Moreno Valley School Board Member Arrested In Shooting Case
A Moreno Valley school board member suspected of shooting at two men during a confrontation outside his home was behind bars today.
Mike Luis Rios, 41, was arrested Thursday on suspicion of attempted murder and witness intimidation in connection with an alleged attack in the 27500 block of Palm Shadow Drive.
According to Riverside County sheriff’s Sgt. Walter Mendez, deputies were summoned to Rios’ property around 2:20 a.m. Monday to investigate reports of shots fired.
Rios told investigators that he had been followed home by two men with whom he had argued at a nightclub earlier in the evening, leading to another exchange outside his residence, Mendez said.
“During the confrontation, Mr. Rios alleged one of the male subjects brandished a weapon and fired at him,” the sergeant said. “The suspects fled the area in a compact vehicle.”
He said deputies couldn’t locate the alleged assailants during a search, but during a follow-up investigation, detectives found the men and questioned them and other witnesses, whose stories contradicted Rios’ account.
After interviewing the Moreno Valley man a second time, detectives determined there was sufficient evidence to arrest him, according to Mendez.
Rios is being held in lieu of $1 million bail at the Robert Presley Detention Center in Riverside.
He was elected to the Moreno Valley Unified School District Board of Trustees in November 2010, campaigning as “the people’s candidate” and receiving the most votes in an eight-way race.
School board officials are expected to discuss their colleague’s arrest and what to do about his absence in closed session before Tuesday’s public meeting.

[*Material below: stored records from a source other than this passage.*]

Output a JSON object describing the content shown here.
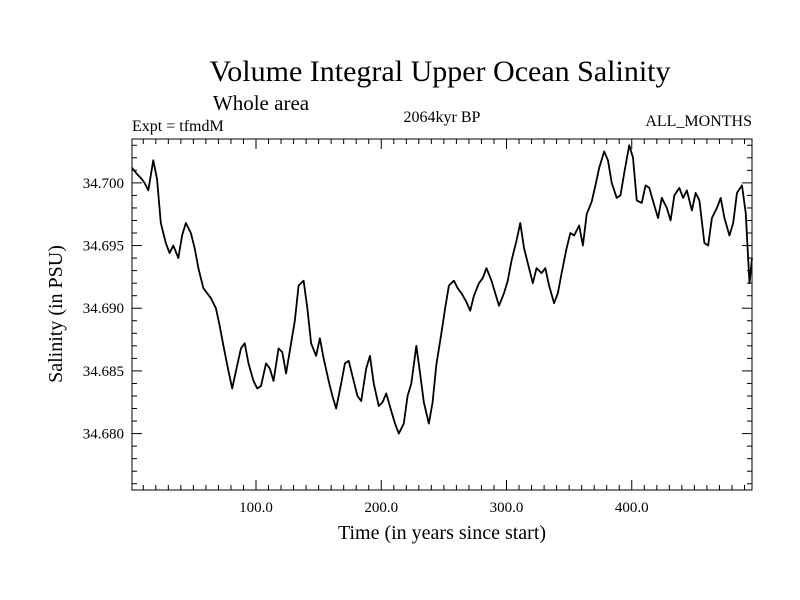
{
  "chart_data": {
    "type": "line",
    "title": "Volume Integral Upper Ocean Salinity",
    "subtitle": "Whole area",
    "left_label": "Expt = tfmdM",
    "center_label": "2064kyr BP",
    "right_label": "ALL_MONTHS",
    "xlabel": "Time (in years since start)",
    "ylabel": "Salinity (in PSU)",
    "xlim": [
      1,
      496
    ],
    "ylim": [
      34.6755,
      34.7035
    ],
    "xticks": [
      100,
      200,
      300,
      400
    ],
    "xtick_labels": [
      "100.0",
      "200.0",
      "300.0",
      "400.0"
    ],
    "yticks": [
      34.68,
      34.685,
      34.69,
      34.695,
      34.7
    ],
    "ytick_labels": [
      "34.680",
      "34.685",
      "34.690",
      "34.695",
      "34.700"
    ],
    "grid": false,
    "series": [
      {
        "name": "salinity",
        "color": "#000000",
        "x": [
          1,
          5,
          8,
          11,
          14,
          18,
          21,
          24,
          28,
          31,
          34,
          38,
          41,
          44,
          48,
          51,
          54,
          58,
          61,
          64,
          68,
          71,
          74,
          78,
          81,
          84,
          88,
          91,
          94,
          98,
          101,
          104,
          108,
          111,
          114,
          118,
          121,
          124,
          128,
          131,
          134,
          138,
          141,
          144,
          148,
          151,
          154,
          158,
          161,
          164,
          168,
          171,
          174,
          178,
          181,
          184,
          188,
          191,
          194,
          198,
          201,
          204,
          208,
          211,
          214,
          218,
          221,
          224,
          228,
          231,
          234,
          238,
          241,
          244,
          248,
          251,
          254,
          258,
          261,
          264,
          268,
          271,
          274,
          278,
          281,
          284,
          288,
          291,
          294,
          298,
          301,
          304,
          308,
          311,
          314,
          318,
          321,
          324,
          328,
          331,
          334,
          338,
          341,
          344,
          348,
          351,
          354,
          358,
          361,
          364,
          368,
          371,
          374,
          378,
          381,
          384,
          388,
          391,
          394,
          398,
          401,
          404,
          408,
          411,
          414,
          418,
          421,
          424,
          428,
          431,
          434,
          438,
          441,
          444,
          448,
          451,
          454,
          458,
          461,
          464,
          468,
          471,
          474,
          478,
          481,
          484,
          488,
          491,
          494,
          496
        ],
        "values": [
          34.7012,
          34.7007,
          34.7004,
          34.7,
          34.6994,
          34.7018,
          34.7003,
          34.6968,
          34.6952,
          34.6944,
          34.695,
          34.694,
          34.6958,
          34.6968,
          34.696,
          34.6948,
          34.6932,
          34.6916,
          34.6912,
          34.6908,
          34.69,
          34.6886,
          34.687,
          34.685,
          34.6836,
          34.685,
          34.6868,
          34.6872,
          34.6856,
          34.6842,
          34.6836,
          34.6838,
          34.6856,
          34.6852,
          34.6842,
          34.6868,
          34.6865,
          34.6848,
          34.6872,
          34.689,
          34.6918,
          34.6922,
          34.69,
          34.6872,
          34.6862,
          34.6876,
          34.686,
          34.6842,
          34.683,
          34.682,
          34.684,
          34.6856,
          34.6858,
          34.6842,
          34.683,
          34.6826,
          34.6852,
          34.6862,
          34.684,
          34.6822,
          34.6825,
          34.6832,
          34.6818,
          34.6808,
          34.68,
          34.6808,
          34.683,
          34.684,
          34.687,
          34.6848,
          34.6825,
          34.6808,
          34.6825,
          34.6855,
          34.688,
          34.69,
          34.6918,
          34.6922,
          34.6916,
          34.6912,
          34.6905,
          34.6898,
          34.691,
          34.692,
          34.6924,
          34.6932,
          34.6922,
          34.6912,
          34.6902,
          34.6912,
          34.6922,
          34.6938,
          34.6954,
          34.6968,
          34.6948,
          34.6932,
          34.692,
          34.6932,
          34.6928,
          34.6932,
          34.6918,
          34.6904,
          34.6912,
          34.6928,
          34.6948,
          34.696,
          34.6958,
          34.6966,
          34.695,
          34.6975,
          34.6985,
          34.6998,
          34.7012,
          34.7025,
          34.7018,
          34.7,
          34.6988,
          34.699,
          34.7008,
          34.703,
          34.702,
          34.6986,
          34.6984,
          34.6998,
          34.6996,
          34.6982,
          34.6972,
          34.6988,
          34.698,
          34.697,
          34.699,
          34.6996,
          34.6988,
          34.6994,
          34.6978,
          34.6992,
          34.6986,
          34.6952,
          34.695,
          34.6972,
          34.698,
          34.6988,
          34.6972,
          34.6958,
          34.6968,
          34.6992,
          34.6998,
          34.6976,
          34.692,
          34.694
        ]
      }
    ]
  }
}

Rios gained attention in July 2010 when he claimed he was a member of the city council and purported to represent the city in statements to the media immediately after the abduction and murder of 17-year-old Norma Angelica Lopez.
More recently, Rios went public about an ongoing legal dispute with federal officials over his wife’s immigration status.
Dora Landaverde-Torres, 39, was arrested in September by Immigration and Customs Enforcement agents during Operation Cross Check, which involved a series of sweeps nationwide to nab illegal migrants with criminal records. Nearly 3,000 people were taken into custody.
According to ICE spokeswoman Virginia Kice, the El Salvadoran native was arrested based on a felony drug conviction in the late 1990s.
According to reports, Landaverde-Torres was jailed for nine months in Orange County after being convicted of transporting marijuana for sale.
She and Rios have two small children.
Lawyers for Landaverde-Torres were challenging the government’s deportation order.
Kice couldn’t confirm whether the woman was still in federal custody.